I shared these thoughts with Mannie, and her eyes lit up. She’d just been to visit a hoarder, no room anywhere in his house, and she could see it is the same with memory. “You feel as though every little unimportant thing is valuable, you have to hold onto it because you might need it someday.” She also connected it to the way people these days collect endless reams of family pictures online, often so intent on preserving memories that they are taking those pictures of their three year old instead of playing with her on the floor.

October 14, 2013
I always had difficulty (read: sometimes slight contempt) about “asking” God for anything. Even for a theist, I felt it was crass—almost insulting, as if He doesn’t know what He’s doing, or what is truly best for us. Now I see it differently, as a way of transitioning to surrender. Most of us hang on so tightly to our illusion that we are in control that it is terrifying when we become aware how small that control is.
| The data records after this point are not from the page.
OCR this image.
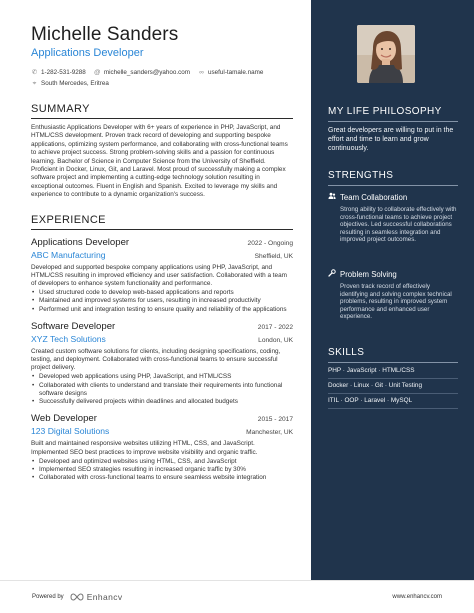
Michelle Sanders
Applications Developer
✆ 1-282-531-9288 @ michelle_sanders@yahoo.com ∞ useful-tamale.name
⌖ South Mercedes, Eritrea
SUMMARY
Enthusiastic Applications Developer with 6+ years of experience in PHP, JavaScript, and HTML/CSS development. Proven track record of developing and supporting bespoke applications, optimizing system performance, and collaborating with cross-functional teams to achieve project success. Strong problem-solving skills and a passion for continuous learning. Bachelor of Science in Computer Science from the University of Sheffield. Proficient in Docker, Linux, Git, and Laravel. Most proud of successfully making a complex software project and implementing a cutting-edge technology solution resulting in exceptional outcomes. Fluent in English and Spanish. Excited to leverage my skills and experience to contribute to a dynamic organization's success.
EXPERIENCE
Applications Developer	2022 - Ongoing
ABC Manufacturing	Sheffield, UK
Developed and supported bespoke company applications using PHP, JavaScript, and HTML/CSS resulting in improved efficiency and user satisfaction. Collaborated with a team of developers to enhance system functionality and performance.
• Used structured code to develop web-based applications and reports
• Maintained and improved systems for users, resulting in increased productivity
• Performed unit and integration testing to ensure quality and reliability of the applications
Software Developer	2017 - 2022
XYZ Tech Solutions	London, UK
Created custom software solutions for clients, including designing specifications, coding, testing, and deployment. Collaborated with cross-functional teams to ensure successful project delivery.
• Developed web applications using PHP, JavaScript, and HTML/CSS
• Collaborated with clients to understand and translate their requirements into functional software designs
• Successfully delivered projects within deadlines and allocated budgets
Web Developer	2015 - 2017
123 Digital Solutions	Manchester, UK
Built and maintained responsive websites utilizing HTML, CSS, and JavaScript. Implemented SEO best practices to improve website visibility and organic traffic.
• Developed and optimized websites using HTML, CSS, and JavaScript
• Implemented SEO strategies resulting in increased organic traffic by 30%
• Collaborated with cross-functional teams to ensure seamless website integration
MY LIFE PHILOSOPHY
Great developers are willing to put in the effort and time to learn and grow continuously.
STRENGTHS
Team Collaboration
Strong ability to collaborate effectively with cross-functional teams to achieve project objectives. Led successful collaborations resulting in seamless integration and improved project outcomes.
Problem Solving
Proven track record of effectively identifying and solving complex technical problems, resulting in improved system performance and enhanced user experience.
SKILLS
PHP · JavaScript · HTML/CSS
Docker · Linux · Git · Unit Testing
ITIL · OOP · Laravel · MySQL
Powered by	Enhancv	www.enhancv.com
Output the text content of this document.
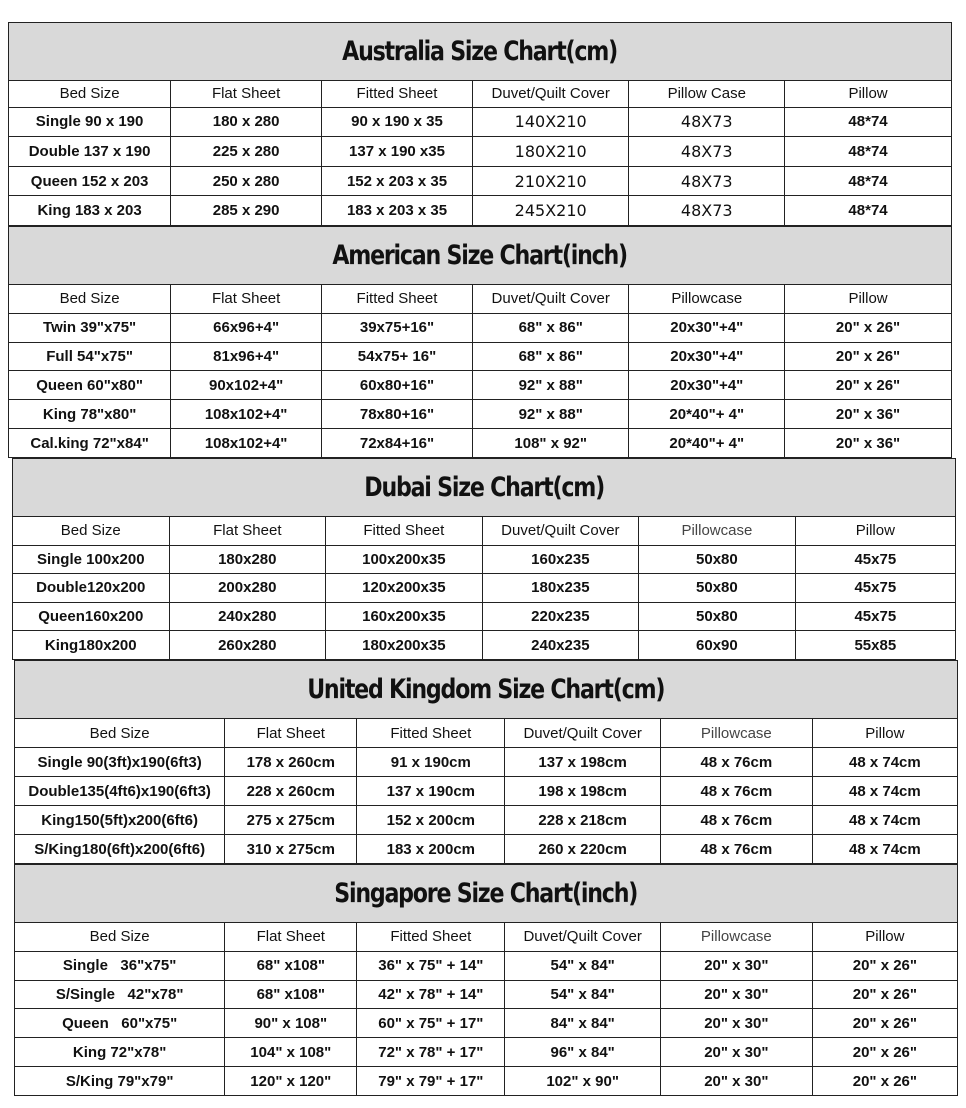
Australia Size Chart(cm)					
Bed Size	Flat Sheet	Fitted Sheet	Duvet/Quilt Cover	Pillow Case	Pillow
Single 90 x 190	180 x 280	90 x 190 x 35	140X210	48X73	48*74
Double 137 x 190	225 x 280	137 x 190 x35	180X210	48X73	48*74
Queen 152 x 203	250 x 280	152 x 203 x 35	210X210	48X73	48*74
King 183 x 203	285 x 290	183 x 203 x 35	245X210	48X73	48*74
American Size Chart(inch)					
Bed Size	Flat Sheet	Fitted Sheet	Duvet/Quilt Cover	Pillowcase	Pillow
Twin 39"x75"	66x96+4"	39x75+16"	68" x 86"	20x30"+4"	20" x 26"
Full 54"x75"	81x96+4"	54x75+ 16"	68" x 86"	20x30"+4"	20" x 26"
Queen 60"x80"	90x102+4"	60x80+16"	92" x 88"	20x30"+4"	20" x 26"
King 78"x80"	108x102+4"	78x80+16"	92" x 88"	20*40"+ 4"	20" x 36"
Cal.king 72"x84"	108x102+4"	72x84+16"	108" x 92"	20*40"+ 4"	20" x 36"
Dubai Size Chart(cm)					
Bed Size	Flat Sheet	Fitted Sheet	Duvet/Quilt Cover	Pillowcase	Pillow
Single 100x200	180x280	100x200x35	160x235	50x80	45x75
Double120x200	200x280	120x200x35	180x235	50x80	45x75
Queen160x200	240x280	160x200x35	220x235	50x80	45x75
King180x200	260x280	180x200x35	240x235	60x90	55x85
United Kingdom Size Chart(cm)					
Bed Size	Flat Sheet	Fitted Sheet	Duvet/Quilt Cover	Pillowcase	Pillow
Single 90(3ft)x190(6ft3)	178 x 260cm	91 x 190cm	137 x 198cm	48 x 76cm	48 x 74cm
Double135(4ft6)x190(6ft3)	228 x 260cm	137 x 190cm	198 x 198cm	48 x 76cm	48 x 74cm
King150(5ft)x200(6ft6)	275 x 275cm	152 x 200cm	228 x 218cm	48 x 76cm	48 x 74cm
S/King180(6ft)x200(6ft6)	310 x 275cm	183 x 200cm	260 x 220cm	48 x 76cm	48 x 74cm
Singapore Size Chart(inch)					
Bed Size	Flat Sheet	Fitted Sheet	Duvet/Quilt Cover	Pillowcase	Pillow
Single   36"x75"	68" x108"	36" x 75" + 14"	54" x 84"	20" x 30"	20" x 26"
S/Single   42"x78"	68" x108"	42" x 78" + 14"	54" x 84"	20" x 30"	20" x 26"
Queen   60"x75"	90" x 108"	60" x 75" + 17"	84" x 84"	20" x 30"	20" x 26"
King 72"x78"	104" x 108"	72" x 78" + 17"	96" x 84"	20" x 30"	20" x 26"
S/King 79"x79"	120" x 120"	79" x 79" + 17"	102" x 90"	20" x 30"	20" x 26"
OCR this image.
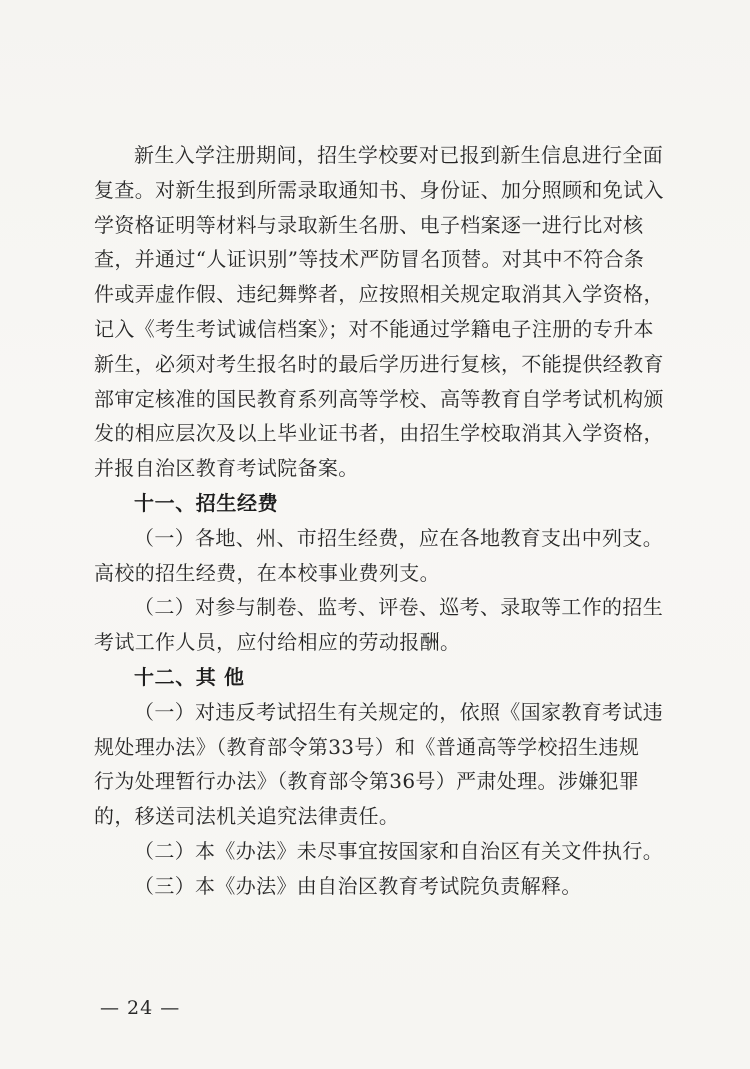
新生入学注册期间，招生学校要对已报到新生信息进行全面
复查。对新生报到所需录取通知书、身份证、加分照顾和免试入
学资格证明等材料与录取新生名册、电子档案逐一进行比对核
查，并通过“人证识别”等技术严防冒名顶替。对其中不符合条
件或弄虚作假、违纪舞弊者，应按照相关规定取消其入学资格，
记入《考生考试诚信档案》；对不能通过学籍电子注册的专升本
新生，必须对考生报名时的最后学历进行复核，不能提供经教育
部审定核准的国民教育系列高等学校、高等教育自学考试机构颁
发的相应层次及以上毕业证书者，由招生学校取消其入学资格，
并报自治区教育考试院备案。
十一、招生经费
（一）各地、州、市招生经费，应在各地教育支出中列支。
高校的招生经费，在本校事业费列支。
（二）对参与制卷、监考、评卷、巡考、录取等工作的招生
考试工作人员，应付给相应的劳动报酬。
十二、其 他
（一）对违反考试招生有关规定的，依照《国家教育考试违
规处理办法》（教育部令第33号）和《普通高等学校招生违规
行为处理暂行办法》（教育部令第36号）严肃处理。涉嫌犯罪
的，移送司法机关追究法律责任。
（二）本《办法》未尽事宜按国家和自治区有关文件执行。
（三）本《办法》由自治区教育考试院负责解释。
— 24 —
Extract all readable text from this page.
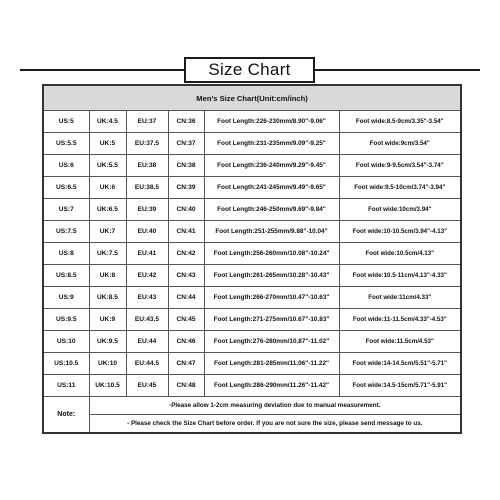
Size Chart
Men's Size Chart(Unit:cm/inch)					
US:5	UK:4.5	EU:37	CN:36	Foot Length:226-230mm/8.90"-9.06"	Foot wide:8.5-9cm/3.35"-3.54"
US:5.5	UK:5	EU:37.5	CN:37	Foot Length:231-235mm/9.09"-9.25"	Foot wide:9cm/3.54"
US:6	UK:5.5	EU:38	CN:38	Foot Length:236-240mm/9.29"-9.45"	Foot wide:9-9.5cm/3.54"-3.74"
US:6.5	UK:6	EU:38.5	CN:39	Foot Length:241-245mm/9.49"-9.65"	Foot wide:9.5-10cm/3.74"-3.94"
US:7	UK:6.5	EU:39	CN:40	Foot Length:246-250mm/9.69"-9.84"	Foot wide:10cm/3.94"
US:7.5	UK:7	EU:40	CN:41	Foot Length:251-255mm/9.88"-10.04"	Foot wide:10-10.5cm/3.94"-4.13"
US:8	UK:7.5	EU:41	CN:42	Foot Length:256-260mm/10.08"-10.24"	Foot wide:10.5cm/4.13"
US:8.5	UK:8	EU:42	CN:43	Foot Length:261-265mm/10.28"-10.43"	Foot wide:10.5-11cm/4.13"-4.33"
US:9	UK:8.5	EU:43	CN:44	Foot Length:266-270mm/10.47"-10.63"	Foot wide:11cm/4.33"
US:9.5	UK:9	EU:43.5	CN:45	Foot Length:271-275mm/10.67"-10.83"	Foot wide:11-11.5cm/4.33"-4.53"
US:10	UK:9.5	EU:44	CN:46	Foot Length:276-280mm/10.87"-11.02"	Foot wide:11.5cm/4.53"
US:10.5	UK:10	EU:44.5	CN:47	Foot Length:281-285mm/11.06"-11.22"	Foot wide:14-14.5cm/5.51"-5.71"
US:11	UK:10.5	EU:45	CN:48	Foot Length:286-290mm/11.26"-11.42"	Foot wide:14.5-15cm/5.71"-5.91"
Note:	-Please allow 1-2cm measuring deviation due to manual measurement.				
	- Please check the Size Chart before order. If you are not sure the size, please send message to us.				
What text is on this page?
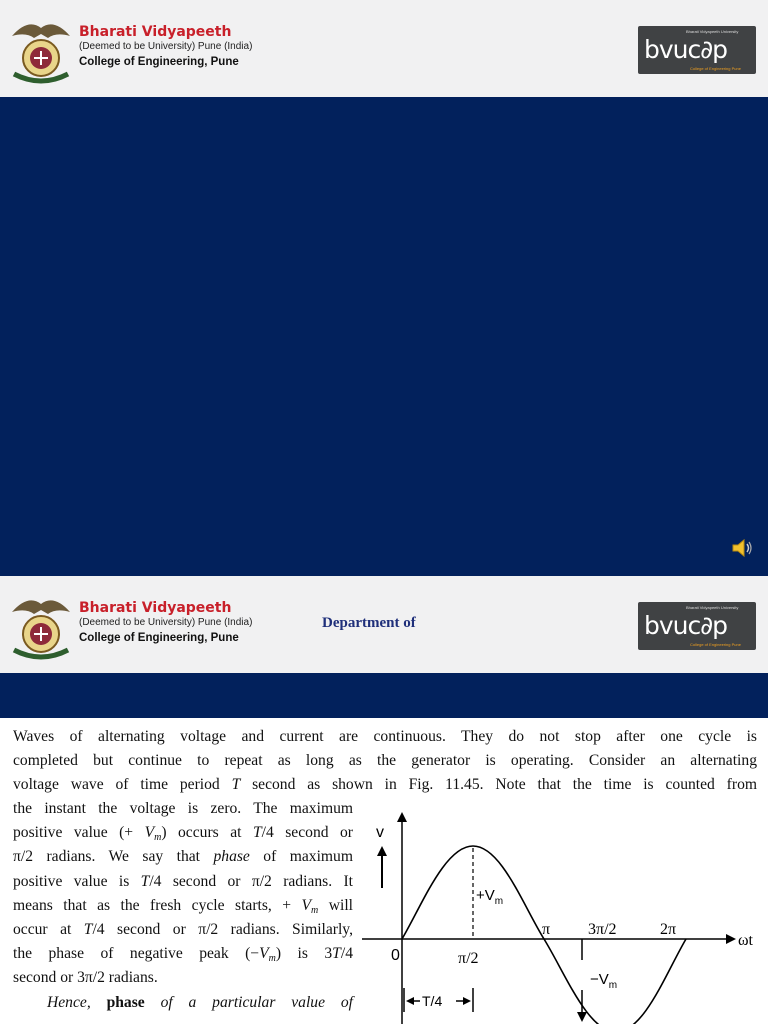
Bharati Vidyapeeth
(Deemed to be University) Pune (India)
College of Engineering, Pune
Bharati Vidyapeeth University
bvuc∂p
College of Engineering Pune
Bharati Vidyapeeth
(Deemed to be University) Pune (India)
College of Engineering, Pune
Bharati Vidyapeeth University
bvuc∂p
College of Engineering Pune
Department of
Waves of alternating voltage and current are continuous. They do not stop after one cycle is
completed but continue to repeat as long as the generator is operating. Consider an alternating
voltage wave of time period T second as shown in Fig. 11.45. Note that the time is counted from
the instant the voltage is zero. The maximum
positive value (+ $V_m$) occurs at T/4 second or
π/2 radians. We say that phase of maximum
positive value is T/4 second or π/2 radians. It
means that as the fresh cycle starts, + $V_m$ will
occur at T/4 second or π/2 radians. Similarly,
the phase of negative peak $(-V_m)$ is 3T/4
second or 3π/2 radians.
Hence, phase of a particular value of
v
0	π/2
π 3π/2	2π
ωt
$+V_m$
$-V_m$
T/4
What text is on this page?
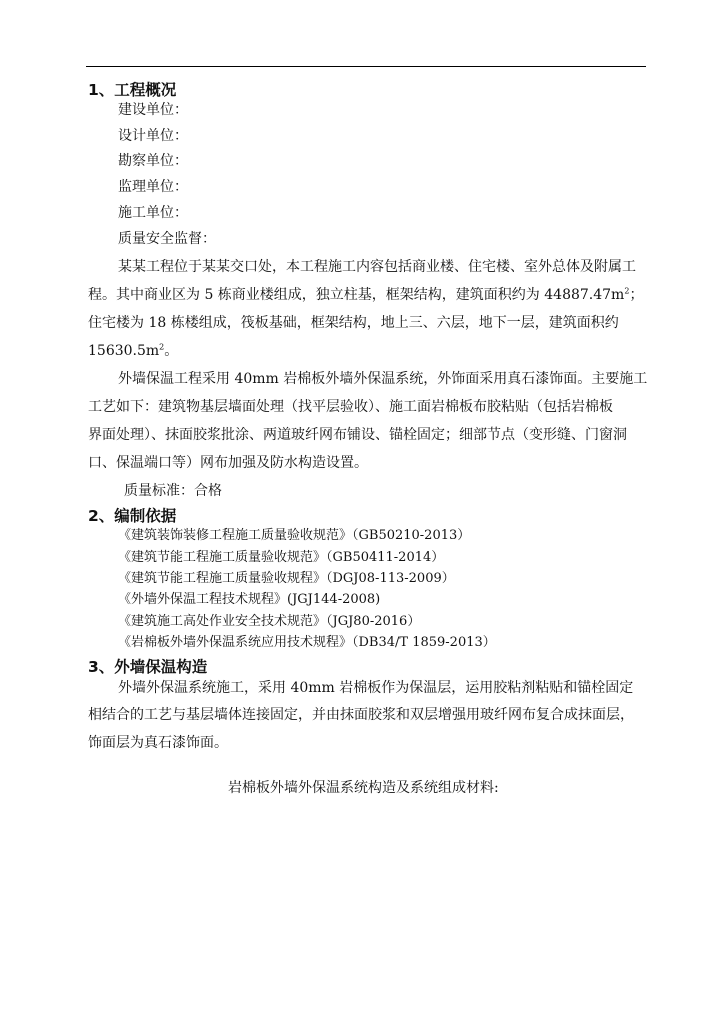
1、工程概况
建设单位：
设计单位：
勘察单位：
监理单位：
施工单位：
质量安全监督：
某某工程位于某某交口处，本工程施工内容包括商业楼、住宅楼、室外总体及附属工
程。其中商业区为 5 栋商业楼组成，独立柱基，框架结构，建筑面积约为 $44887.47m^2$；
住宅楼为 18 栋楼组成，筏板基础，框架结构，地上三、六层，地下一层，建筑面积约
$15630.5m^2$。
外墙保温工程采用 40mm 岩棉板外墙外保温系统，外饰面采用真石漆饰面。主要施工
工艺如下：建筑物基层墙面处理（找平层验收）、施工面岩棉板布胶粘贴（包括岩棉板
界面处理）、抹面胶浆批涂、两道玻纤网布铺设、锚栓固定；细部节点（变形缝、门窗洞
口、保温端口等）网布加强及防水构造设置。
质量标准：合格
2、编制依据
《建筑装饰装修工程施工质量验收规范》（GB50210-2013）
《建筑节能工程施工质量验收规范》（GB50411-2014）
《建筑节能工程施工质量验收规程》（DGJ08-113-2009）
《外墙外保温工程技术规程》(JGJ144-2008)
《建筑施工高处作业安全技术规范》（JGJ80-2016）
《岩棉板外墙外保温系统应用技术规程》（DB34/T 1859-2013）
3、外墙保温构造
外墙外保温系统施工，采用 40mm 岩棉板作为保温层，运用胶粘剂粘贴和锚栓固定
相结合的工艺与基层墙体连接固定，并由抹面胶浆和双层增强用玻纤网布复合成抹面层，
饰面层为真石漆饰面。
岩棉板外墙外保温系统构造及系统组成材料:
When we encounter that anxiety, we have first to acknowledge our human desires and hopes—please don’t let my brother die, please let me keep my job—and understand that we must turn them over, releasing our illusion that we are the master of our fates, recognizing that we are not the ones who determine outcomes, no matter how many Plan B’s we have designed. For most of us, that is already a challenging step. When the Bible urges us in twenty different passages to ask God for help, the writers are using skillful means. For most of us it is only then that we can move ahead to full surrender—not what I want, but what you—"God," the Universe—wants. Only then, for most of us, can we begin the real process of listening to what "God," the Universe wants from us, rather than talking, asking. The problem is not, I see now, with the asking, but that often people get stopped at what is really a beautiful gateway to a much deeper spiritual truth and peace.

October 23, 2013
Last evening during meditation, I had an experience that went beyond loving-kindness or compassion for the others who were sitting with me. I felt a flow in and out of them, a non-differentiation, a dropping away of all sense of Me and Him or Her. It seemed unimportant whether I was Myself or Andy or Grace or Greg because none of us are any of those selves. The more loosely we hold our own identities, the easier it becomes to find identity a not very important attribute. As we lose more and more of our own personality, other people’s personalities start to melt away and we see more clearly into the essence.

Of course this has been happening with me continuously over time, and my own willingness to claim my own impermanence from moment to moment and decade to decade, in both small and dramatic ways, has accelerated this non-attachment to Self. It is clear to me that I am simply not the person I was a few months ago who wanted to create suffering for someone who reminded me of my childhood and who is now a friend. I am not the person who some months ago loved the musical Cabaret so much that she ordered a DVD and never listened to it and now has no interest in watching it. I am not the person who always enjoyed the distraction of listening to the radio in the car and now much prefers her own company. If I am not these people, if it is even possible, as I discovered in these past weeks, that I am a person who no longer chooses to work in the hospital, if I am so porous, hold my "self" so lightly as I might hold a spoon or a screwdriver, then it is no leap at all to feel how those people whom I used to be are no more Me than Andy or Grace or Joe.

There’s a bit of wisdom about marriage, variously expressed, that goes: How can you make a commitment for thirty or forty years? you can’t—you make a commitment for each day. This is the acknowledgement of Krishnamurti’s affirmation that we are changing constantly and we must always look at our partners afresh.